Lane’s Board of Education moved Wednesday evening to remove students’ ability to vote on changes to the mandatory student activity fee in an attempt to quickly resolve a lawsuit filed by former ASLCC Senator Francisco Gomez.

In his suit, filed in August 2015, Gomez argues the Board of Education violated his constitutional First Amendment rights when it assessed him the student activity fee.

The thrust of Gomez’s suit revolves around the legality of the student-voting process, but he laid bare his true motivation to file suit in an interview with The Torch.

Gomez opposes what he describes as Oregon Student Public Interest Research Group’s use of student activity fees to fund a lobbyist to advocate on the organization’s behalf.

Gomez said he believes the proposed board policy will change things for OSPIRG.

“OSPIRG has been violating Lane’s educational purposes and viewpoint neutrality for many years. They have been taking students’ money and [funding] their own partisan political purposes that has nothing to do with Lane,” Gomez said.

Lane President Mary Spilde disagrees with Gomez’s assessment of how the new policy will affect OSPIRG. “I don’t see any change in OSPIRG. They can’t use their fee for political activity.”
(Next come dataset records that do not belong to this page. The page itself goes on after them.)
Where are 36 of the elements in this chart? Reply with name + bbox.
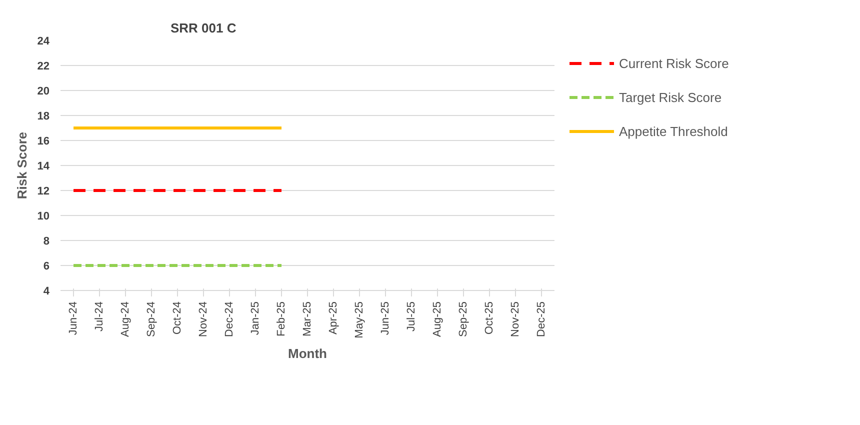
y-tick-label: 18 <box>37 110 50 122</box>
x-tick-label: Jun-25 <box>380 301 392 336</box>
y-tick-label: 20 <box>37 86 50 98</box>
x-tick-label: Dec-24 <box>224 301 236 337</box>
x-tick-label: Oct-24 <box>172 301 184 335</box>
y-axis-title: Risk Score <box>14 132 30 200</box>
x-tick-label: Apr-25 <box>328 301 340 335</box>
y-tick-label: 10 <box>37 210 50 222</box>
x-tick-label: Aug-25 <box>432 301 444 337</box>
y-tick-label: 22 <box>37 60 50 72</box>
x-tick-label: Jul-25 <box>406 301 418 332</box>
x-tick-label: Mar-25 <box>302 302 314 336</box>
x-tick-label: Jul-24 <box>94 301 106 332</box>
y-tick-label: 24 <box>37 36 50 48</box>
x-tick-label: Nov-25 <box>510 301 522 337</box>
legend-label: Target Risk Score <box>619 90 722 104</box>
x-tick-label: Nov-24 <box>198 301 210 337</box>
x-tick-label: Aug-24 <box>120 301 132 337</box>
legend-label: Appetite Threshold <box>619 124 728 138</box>
x-tick-label: Sep-25 <box>458 301 470 337</box>
y-tick-label: 12 <box>37 186 50 198</box>
x-tick-label: Feb-25 <box>276 301 288 336</box>
x-tick-label: May-25 <box>354 301 366 338</box>
chart-title: SRR 001 C <box>170 20 237 36</box>
y-tick-label: 16 <box>37 136 50 148</box>
x-tick-label: Oct-25 <box>484 301 496 335</box>
y-tick-label: 6 <box>43 260 50 272</box>
y-tick-label: 8 <box>43 236 50 248</box>
x-tick-label: Sep-24 <box>146 301 158 337</box>
x-tick-label: Jan-25 <box>250 301 262 336</box>
x-tick-label: Dec-25 <box>536 301 548 337</box>
x-axis-title: Month <box>288 346 328 362</box>
x-tick-label: Jun-24 <box>68 301 80 336</box>
y-tick-label: 4 <box>43 286 50 298</box>
y-tick-label: 14 <box>37 160 50 172</box>
legend-label: Current Risk Score <box>619 56 729 70</box>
The board responded to the lawsuit at its Wednesday Jan. 15 meeting by initiating the process of changing the policy relating to the fee. While the proposed policy will eliminate student voting on the fee, it also will create a new fee oversight committee.

“Would it help if we have a straw vote this evening and signal to the president our inclination to pass this? What options are available to us?” board member Rosie Pryor asked after expressing concerns about a potential increase in legal fees.

Ultimately, the board chose not to suspend its normal process.

“We believe once the board acts on this, the lawsuit is going to go away,” President Spilde told the board.

The fee at the center of Gomez’s suit is assessed to every credit student at Lane’s main campus. The fee, currently $56 per term, is collected by the college under the authority of the board and the money is distributed to various student organizations.

The Supreme Court of the United States holds that public colleges and universities are allowed to charge every student a mandatory student activity fee. However, the decisions of whether or not to approve fee requests must be made in adherence with a legal doctrine known as “viewpoint neutrality.”

In 1995, the Supreme Court ruled that the University of Virginia violated the First Amendment rights of a student when the University refused to pay the printing costs for a Christian student newspaper with funds collected through a mandatory student activity fee. The University rejected the request on the basis of the religious nature of the organization.

The Court found that by considering the religious viewpoint of the group’s publication when making its funding decision, rather than merely considering whether or not the group’s request would further the stated goals of the University of Virginia, the University had violated the student’s constitutional rights.

Lane’s current board policy relating to student activity fees states that activities eligible for funding must be “consistent with the college mission and goals.”

Lane students can currently participate in a referendum-style voting process via their MyLane accounts each spring. Students are asked by the board whether the student activity fee should be raised to support a new or existing student organization.

The board, however, maintains a policy (BP 715) that the results of student voting are merely advisory.

Board of Education Chair Tony McCown said he did not believe the proposed board policy would prevent students from using funds collected from mandatory student activity fees from expressing their views, even in regards to contentious issues.

McCown did acknowledge, however, that the board likely violated Gomez’s rights.

“I think the courts will kind of show that. If they do, it wasn’t intentional. We are trying to provide a robust process to avoid that from happening,” McCown said.

The board will hear a second reading and potentially vote on the proposed board policy at its next meeting on Feb. 3, 2016.

The impact of the proposed board policy changes on student organizations remains unclear.